From CO2Science: Introducing their work, Li et al. (2020) write that although winter wheat can survive some low temperatures, it “is very sensitive to low-temperature stress during the early seedling stage before winter.” And in this regard they note “ice formation in plant tissues causes dehydration, which causes damage to the cell wall and plasma membrane, hence leading to cell disruption (loss of membrane integrity and leakage of solute), loss of organelle integrity and cell regionalization,” all of which actions significantly affect the stability of the cell ultrastructure. Additionally, low-temperature stress reduces photosynthesis and limits energy supply to plant defenses, resulting in an overproduction of reactive oxygen species. Against this backdrop, Li et al. wondered if elevated CO2, which is known to enhance plant photosynthesis and reduce oxidative stress, might reduce the negative impacts of low-temperature stress on winter wheat.

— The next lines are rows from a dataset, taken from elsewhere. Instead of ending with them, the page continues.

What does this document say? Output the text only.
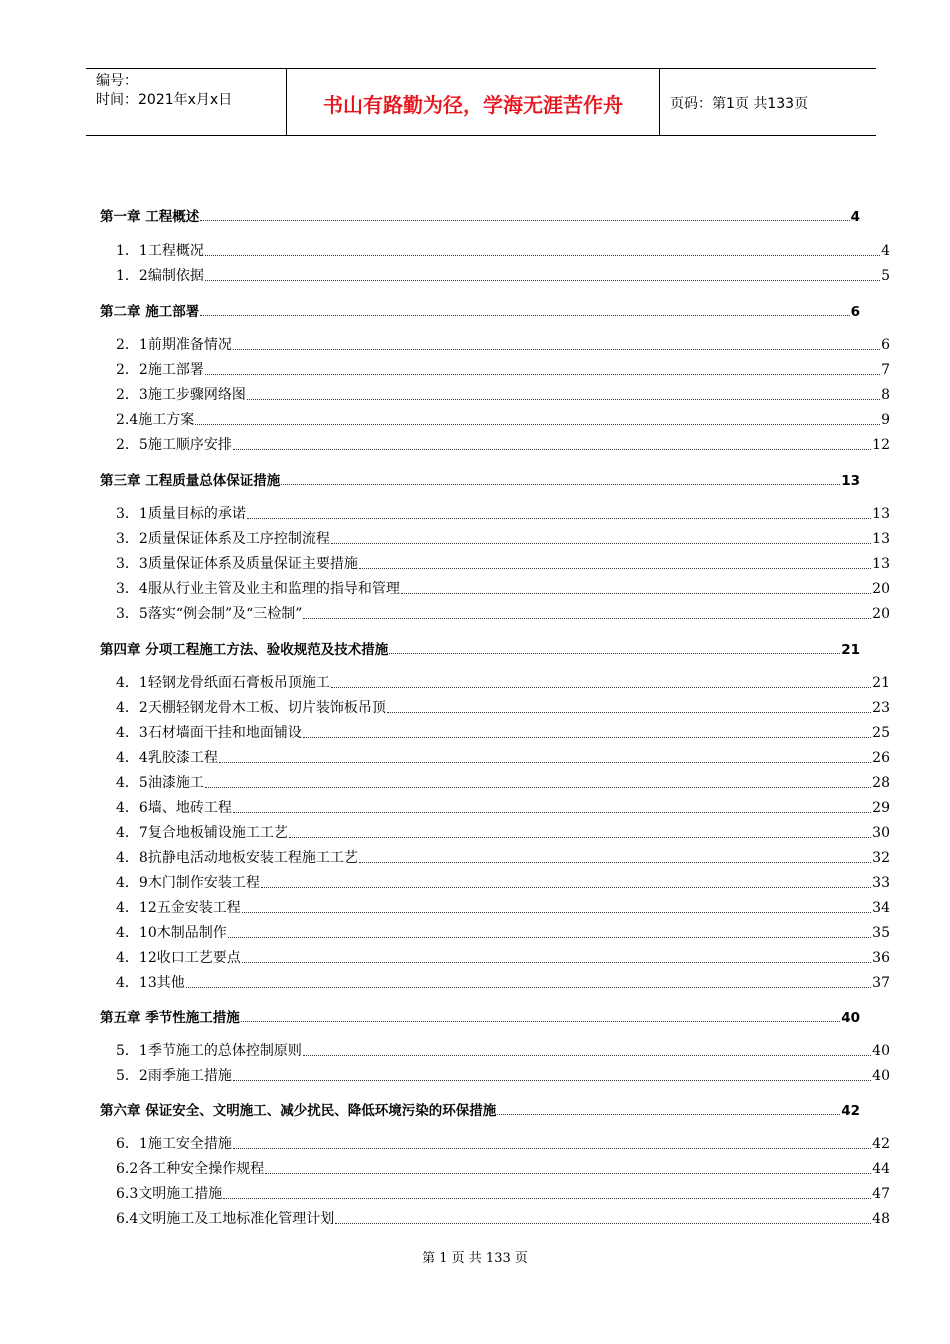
编号：
时间：2021年x月x日	书山有路勤为径，学海无涯苦作舟	页码：第1页 共133页
第一章 工程概述	4
1．1工程概况	4
1．2编制依据	5
第二章 施工部署	6
2．1前期准备情况	6
2．2施工部署	7
2．3施工步骤网络图	8
2.4施工方案	9
2．5施工顺序安排	12
第三章 工程质量总体保证措施	13
3．1质量目标的承诺	13
3．2质量保证体系及工序控制流程	13
3．3质量保证体系及质量保证主要措施	13
3．4服从行业主管及业主和监理的指导和管理	20
3．5落实“例会制”及“三检制”	20
第四章 分项工程施工方法、验收规范及技术措施	21
4．1轻钢龙骨纸面石膏板吊顶施工	21
4．2天棚轻钢龙骨木工板、切片装饰板吊顶	23
4．3石材墙面干挂和地面铺设	25
4．4乳胶漆工程	26
4．5油漆施工	28
4．6墙、地砖工程	29
4．7复合地板铺设施工工艺	30
4．8抗静电活动地板安装工程施工工艺	32
4．9木门制作安装工程	33
4．12五金安装工程	34
4．10木制品制作	35
4．12收口工艺要点	36
4．13其他	37
第五章 季节性施工措施	40
5．1季节施工的总体控制原则	40
5．2雨季施工措施	40
第六章 保证安全、文明施工、减少扰民、降低环境污染的环保措施	42
6．1施工安全措施	42
6.2各工种安全操作规程	44
6.3文明施工措施	47
6.4文明施工及工地标准化管理计划	48
第 1 页 共 133 页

Paper reviewed: Li, H., Liu, S., Guo, J., Liu, F., Song, F. and Li, X. 2020. Effect of the transgenerational exposure to elevated CO2 on low temperature tolerance of winter wheat: Chloroplast ultrastructure and carbohydrate metabolism. Journal of Agronomy and Crop Science, DOI: 10.1111/jac.12443

And so they set out to answer this question by focusing on temperature-induced modifications of both chloroplast ultrastructure and carbohydrate metabolism. The experiment was conducted in growth chambers under a controlled environment of ambient (400 ppm) or elevated (800 ppm) CO2 concentrations and day/night temperatures of 25°C/16°C. After 53 days, half the plants in each CO2 treatment were subjected to low-temperature stress (0°C temperatures) for 14 hours.

In summarizing their key findings, the authors report that elevated CO2 increased the number of grana lamellae and the amount of osmiophilic lipid droplets in the chloroplast, “attenuating the negative effect of low temperature on chloroplast ultrastructure.” Plants grown in the 800 ppm CO2 treatment were found to have consumed more starch, which consumption helped “to generate osmo-regulating substances to prevent low-temperature damage.” CO2 enrichment also increased the production of antioxidant enzymes (relative to ambient CO2 plants) to counter reactive oxygen species’ damage. What is more, proline concentration, which enhances water holding capacity while decreasing the freezing point, was significantly greater in plants in the elevated CO2 treatment. Similarly, the concentration of total soluble sugars was enhanced by elevated CO2, which accumulation also “improves the ability of water retention through enhancing osmotic pressure in tissues.”

Commenting on these several findings, Li et al. thus conclude that exposure to elevated CO2 improves the low-temperature tolerance of wheat by “maintaining stability of chloroplast ultrastructure, enhancing activities of antioxidant enzymes and concentrations of osmotic substances, and modifying the sucrose metabolism in leaves.”